If you have ever thought that government projects must naturally be free of government red-tape, I have loads of tales to tell you, but I’ll restrict this blog post to just one project – the LakeLands Trail improvements that Putnam Township has been struggling with for several years now.
In a nutshell, Michigan Department of Natural Resources (DNR) does not have the money to maintain or improvement this rails-to-trails system. Their solution is to dump the trail on local units through a cost-next-to-nothing lease agreement and encourage grant applications to make improvements (which municipalities must then maintain, using their own money, of course). The grants are regulated by Michigan Department of Transportation (MDOT) and DNR. Putnam Township’s application was approved this past year.
If you’ve ever walked or biked our six miles of the trail, you know it goes through a lot of swamps – er, I mean, wetlands. In order to accommodate pedestrians, bicyclists, equestrians, users of all abilities, the budget, and the natural terrain, trail designers split the proposed trail in places and asked for permission to narrow the paved portion of the trail where necessary.
MDOT said no.
Going back to the drawing board, the environmental consultants, engineers and townships trustees quickly determined that they would have to eliminate all paving west of the Village of Pinckney – the budget and the terrain would not accommodate an asphalt path ten feet wide – and just make improvements to the gravel surface.
Then MDOT changed their minds and yes to a narrower paved width. So, at the encouragement of DNR and MDOT, Putnam submitted a second grant application to pave part of the gravel trail the following year – just like they had originally designed it in the first place.
And MDOT and DNR said no. They didn’t want to fund new gravel, only to have it torn up the next year and then have to fund pavement. Shaking your head? Rolling your eyeballs? Are we having fun yet? Just wait!
While these conversations are going on, we also had the Great Bridge Disputes. You know, those structures that supported trains, for God’s sake, for 150 years. MDOT determined (after approving the township’s application and design) that the bridges had to be widened – we have some fat horses, I guess – and MDOT would pay for this. State Office of Historic Preservation (SHPO) said no, the bridges are historic structures, you can’t touch them. Then, SHPO determined that the decks (tops) of the bridges weren’t historic, only the support structures were (whaaat?). Then MDOT said they would not pay for the new, wider decks that they were suddenly requiring, the township would have to pay for them. Putnam Township officials, God bless ‘em, went ballistic at this point, as well they should. They hauled out the pitchforks and the torches and headed to Lansing…OK, not really, but last I heard, MDOT was paying for the bridge work.
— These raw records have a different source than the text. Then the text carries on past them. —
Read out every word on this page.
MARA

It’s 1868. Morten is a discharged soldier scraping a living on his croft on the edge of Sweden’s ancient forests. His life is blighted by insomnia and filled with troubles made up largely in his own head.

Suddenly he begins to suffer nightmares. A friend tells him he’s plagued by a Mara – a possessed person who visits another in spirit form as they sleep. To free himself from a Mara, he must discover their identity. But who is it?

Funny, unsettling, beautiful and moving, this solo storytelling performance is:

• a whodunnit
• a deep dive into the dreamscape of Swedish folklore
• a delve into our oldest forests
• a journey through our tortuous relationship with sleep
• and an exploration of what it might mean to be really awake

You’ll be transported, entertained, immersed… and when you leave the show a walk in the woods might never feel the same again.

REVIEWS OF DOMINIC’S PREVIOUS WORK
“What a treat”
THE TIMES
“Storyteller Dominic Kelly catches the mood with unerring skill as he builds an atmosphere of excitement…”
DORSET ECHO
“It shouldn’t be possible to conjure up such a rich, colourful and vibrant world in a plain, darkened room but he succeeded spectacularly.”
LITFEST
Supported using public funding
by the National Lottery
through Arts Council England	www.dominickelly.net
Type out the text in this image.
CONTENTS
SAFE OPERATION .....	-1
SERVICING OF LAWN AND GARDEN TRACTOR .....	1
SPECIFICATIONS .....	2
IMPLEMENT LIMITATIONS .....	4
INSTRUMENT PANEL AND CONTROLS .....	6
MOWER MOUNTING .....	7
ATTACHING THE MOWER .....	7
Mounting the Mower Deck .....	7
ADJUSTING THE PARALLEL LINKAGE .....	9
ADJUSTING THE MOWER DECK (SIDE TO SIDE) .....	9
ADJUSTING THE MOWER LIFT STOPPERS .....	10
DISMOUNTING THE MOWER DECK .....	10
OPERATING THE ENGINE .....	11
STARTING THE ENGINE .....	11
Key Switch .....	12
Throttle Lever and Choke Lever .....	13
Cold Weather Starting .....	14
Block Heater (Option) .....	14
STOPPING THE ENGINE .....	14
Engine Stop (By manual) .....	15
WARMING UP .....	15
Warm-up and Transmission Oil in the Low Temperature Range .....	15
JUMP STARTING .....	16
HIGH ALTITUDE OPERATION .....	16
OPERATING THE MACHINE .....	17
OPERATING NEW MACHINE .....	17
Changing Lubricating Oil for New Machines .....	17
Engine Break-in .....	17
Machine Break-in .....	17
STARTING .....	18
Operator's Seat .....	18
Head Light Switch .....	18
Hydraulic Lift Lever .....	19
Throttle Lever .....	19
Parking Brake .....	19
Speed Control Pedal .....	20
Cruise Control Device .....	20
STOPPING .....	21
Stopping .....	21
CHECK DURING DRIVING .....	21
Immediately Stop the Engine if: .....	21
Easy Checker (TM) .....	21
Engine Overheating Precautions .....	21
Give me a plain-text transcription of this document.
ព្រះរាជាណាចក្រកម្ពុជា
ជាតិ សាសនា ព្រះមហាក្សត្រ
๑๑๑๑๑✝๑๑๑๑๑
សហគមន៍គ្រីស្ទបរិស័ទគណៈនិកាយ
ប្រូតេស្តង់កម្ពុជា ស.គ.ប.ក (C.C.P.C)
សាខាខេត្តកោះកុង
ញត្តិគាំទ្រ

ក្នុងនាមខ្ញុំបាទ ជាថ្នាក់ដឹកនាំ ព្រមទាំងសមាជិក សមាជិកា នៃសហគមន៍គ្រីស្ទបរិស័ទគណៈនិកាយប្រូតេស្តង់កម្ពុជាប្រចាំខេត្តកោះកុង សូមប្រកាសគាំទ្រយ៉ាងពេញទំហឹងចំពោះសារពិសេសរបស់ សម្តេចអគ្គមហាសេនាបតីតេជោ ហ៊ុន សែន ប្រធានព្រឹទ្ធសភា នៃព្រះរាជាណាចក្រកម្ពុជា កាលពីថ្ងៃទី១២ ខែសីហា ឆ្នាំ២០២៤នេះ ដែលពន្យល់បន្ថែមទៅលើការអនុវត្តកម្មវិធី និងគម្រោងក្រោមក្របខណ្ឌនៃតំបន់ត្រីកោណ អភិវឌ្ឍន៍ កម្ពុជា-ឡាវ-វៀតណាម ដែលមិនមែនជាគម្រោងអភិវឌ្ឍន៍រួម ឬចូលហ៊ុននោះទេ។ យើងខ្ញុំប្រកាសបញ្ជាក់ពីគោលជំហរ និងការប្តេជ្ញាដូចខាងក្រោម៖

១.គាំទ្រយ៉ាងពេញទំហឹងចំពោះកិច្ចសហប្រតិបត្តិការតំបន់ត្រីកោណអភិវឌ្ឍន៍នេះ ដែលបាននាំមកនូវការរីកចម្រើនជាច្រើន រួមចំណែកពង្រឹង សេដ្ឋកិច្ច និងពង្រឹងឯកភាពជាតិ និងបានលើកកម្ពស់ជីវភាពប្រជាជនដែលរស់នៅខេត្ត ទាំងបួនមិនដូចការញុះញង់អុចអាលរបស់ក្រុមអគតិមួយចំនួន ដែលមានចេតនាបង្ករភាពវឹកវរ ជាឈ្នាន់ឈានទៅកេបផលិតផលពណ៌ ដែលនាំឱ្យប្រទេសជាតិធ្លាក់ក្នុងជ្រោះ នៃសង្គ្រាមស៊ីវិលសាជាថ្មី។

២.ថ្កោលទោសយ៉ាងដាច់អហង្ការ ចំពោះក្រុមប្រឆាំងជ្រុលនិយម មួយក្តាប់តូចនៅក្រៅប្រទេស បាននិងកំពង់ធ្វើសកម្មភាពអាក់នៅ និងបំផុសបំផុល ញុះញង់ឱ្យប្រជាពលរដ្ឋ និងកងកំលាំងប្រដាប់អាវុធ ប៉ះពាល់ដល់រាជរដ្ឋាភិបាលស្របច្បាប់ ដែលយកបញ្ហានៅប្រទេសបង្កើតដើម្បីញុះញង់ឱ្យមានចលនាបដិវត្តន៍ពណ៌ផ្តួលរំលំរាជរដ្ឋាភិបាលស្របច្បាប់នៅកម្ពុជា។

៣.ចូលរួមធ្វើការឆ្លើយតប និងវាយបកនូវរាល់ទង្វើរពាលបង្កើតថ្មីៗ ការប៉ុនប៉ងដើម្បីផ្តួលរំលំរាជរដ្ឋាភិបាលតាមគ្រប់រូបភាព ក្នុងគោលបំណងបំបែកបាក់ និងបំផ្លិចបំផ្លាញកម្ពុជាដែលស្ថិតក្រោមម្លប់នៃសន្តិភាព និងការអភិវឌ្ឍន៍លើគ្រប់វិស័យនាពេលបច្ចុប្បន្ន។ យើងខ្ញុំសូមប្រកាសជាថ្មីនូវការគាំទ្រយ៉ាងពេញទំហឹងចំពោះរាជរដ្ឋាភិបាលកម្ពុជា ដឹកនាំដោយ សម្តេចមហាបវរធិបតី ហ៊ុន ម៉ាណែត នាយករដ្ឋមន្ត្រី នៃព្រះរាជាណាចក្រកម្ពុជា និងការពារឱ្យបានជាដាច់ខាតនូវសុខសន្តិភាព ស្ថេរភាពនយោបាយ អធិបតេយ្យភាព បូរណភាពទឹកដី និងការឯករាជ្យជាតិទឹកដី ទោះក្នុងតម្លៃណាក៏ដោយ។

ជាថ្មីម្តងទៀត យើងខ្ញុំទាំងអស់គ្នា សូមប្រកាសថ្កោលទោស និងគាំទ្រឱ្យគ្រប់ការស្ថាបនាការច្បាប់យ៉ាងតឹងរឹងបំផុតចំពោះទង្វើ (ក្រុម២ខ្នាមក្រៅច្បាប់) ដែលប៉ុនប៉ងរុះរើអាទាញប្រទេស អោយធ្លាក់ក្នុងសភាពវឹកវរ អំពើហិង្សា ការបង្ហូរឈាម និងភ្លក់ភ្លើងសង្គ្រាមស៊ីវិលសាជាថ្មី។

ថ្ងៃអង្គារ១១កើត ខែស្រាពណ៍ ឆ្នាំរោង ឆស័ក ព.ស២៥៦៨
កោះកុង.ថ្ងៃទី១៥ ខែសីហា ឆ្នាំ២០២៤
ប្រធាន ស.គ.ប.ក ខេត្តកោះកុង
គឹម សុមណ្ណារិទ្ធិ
And now, finally, we get to the bats! What would this story be without throwing an endangered species into the mix? It’d be BORING, that’s what, so we have the Indiana Bat contributing to all the what-the-heckness of this project. According to the US Fish and Wildlife Service (USFWS, because we need more acronyms in this piece), Myotis sodalist is Latin for “Mouse-ear Companion” and while they spend the winter in caves hoping they don’t get White-Nosed Syndrome, the bats enjoy summer months migrating all over and roosting under the bark of dead trees and having one baby each. They are endangered because they hibernate in groups of 50,000 or more and are easily disturbed by human encroachment, and that dreaded White-Nosed Syndrome can wipe out an entire colony. And then there is the that one-child-per-family deal, like China, always a population-killer. If you want to know more about the Indiana Bat, go to this Indiana Bat Fact Sheet.
Indiana bats are roosting in dead trees along the trail. Trees that have to be removed for the trail improvements. Which means the trees can’t be removed until late fall, after the bats have left to hibernate in caves in Indiana.
Now, I don’t want anyone to think I am Anti-Bat, or Environmentally Unconcerned, because I am not. And seriously, when I heard that a large portion of the trail improvements had been postponed to spring of 2013, and that the latest glitch was endangered bat habitat, my first thought (well, OK, my second thought, because my first thought was “No way. Really?“) was that this was the only episode in the entire tale of government ineptitude that actually made any sense at all. And now I’m going to worry (a little) about those poor bats, coming back up to Pinckney Michigan next spring and wondering where in the hell their favorite roosting spots have gone. I say we send them to DNR for some answers!